The fourth Saturday is given over to Fev’s Tale of Three Mouths, another questing tale with a carnival concept. Ing, Nig, and Gni argue over whether the mouth was created for talking, kissing, or eating. They set out to interview the world on this question, but end up in the stocks for thieving. As punishment, on pain of death, each must do without the one mouth-based activity by which he had lived. We have now moved in comic fashion around the head and face: dismembering Hamlet’s monologues, detaching the brain, taping up the polymath mouth. The fifth and final tale, told by Mov, also hovers around the teeth and lips. It concerns a tiny gift from the mouth of the deceased Roman Mark Sept, the obol (copper coin) placed there to purchase his passage across the river Acheron. The slave girl Fabia, attending the body, uses it to buy herself some sweet dates.

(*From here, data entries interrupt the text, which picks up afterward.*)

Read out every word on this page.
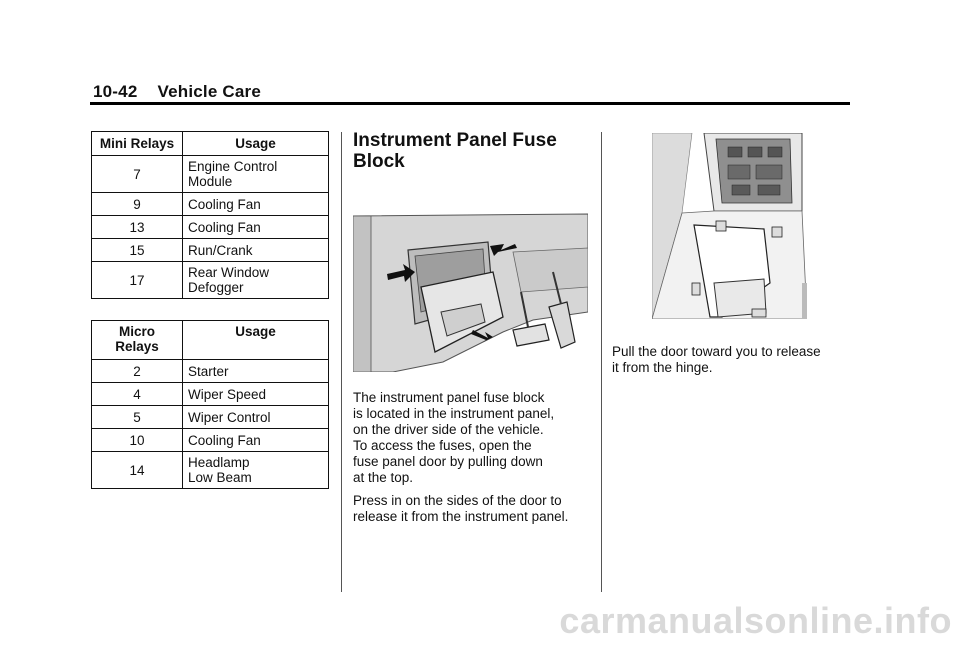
10-42 Vehicle Care
Mini Relays	Usage
7	Engine Control
Module

9	Cooling Fan
13	Cooling Fan
15	Run/Crank
17	Rear Window
Defogger
Micro
Relays	Usage
2	Starter
4	Wiper Speed
5	Wiper Control
10	Cooling Fan
14	Headlamp
Low Beam
Instrument Panel Fuse
Block
The instrument panel fuse block
is located in the instrument panel,
on the driver side of the vehicle.
To access the fuses, open the
fuse panel door by pulling down
at the top.
Press in on the sides of the door to
release it from the instrument panel.
Pull the door toward you to release
it from the hinge.
carmanualsonline.info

Like every distinctly original writer, Krzhizhanovsky has his repertory, his own grammar of images through which to express favored paradoxes and insights. This final Roman tale can be stitched to a brief story written three years later, “Bridge over the Styx.”[14] In setting and theme it is a model Krzhizhanovskian narrative. A man wakes up in his tiny room, reaches out his hand, and instead of a cold cup of tea on the bedside table he touches a clammy toad. “Excuse me, is it far from here to death?” it asks. The toad, one of those “frogs from the River Styx” that Juvenal sang about, somehow got lost in transit. It has defected from its muddy depths. Too much traffic of late, it says, mass deaths and cut-off lives silting down from Charon’s ferry. “Down they slowly sink—dissociating into days and instants—through the fissures between droplets, down to us on the bottom…. turbid and faded deposits from days, silhouettes of acts and refractions of thoughts.” It’s unlivable, says the toad.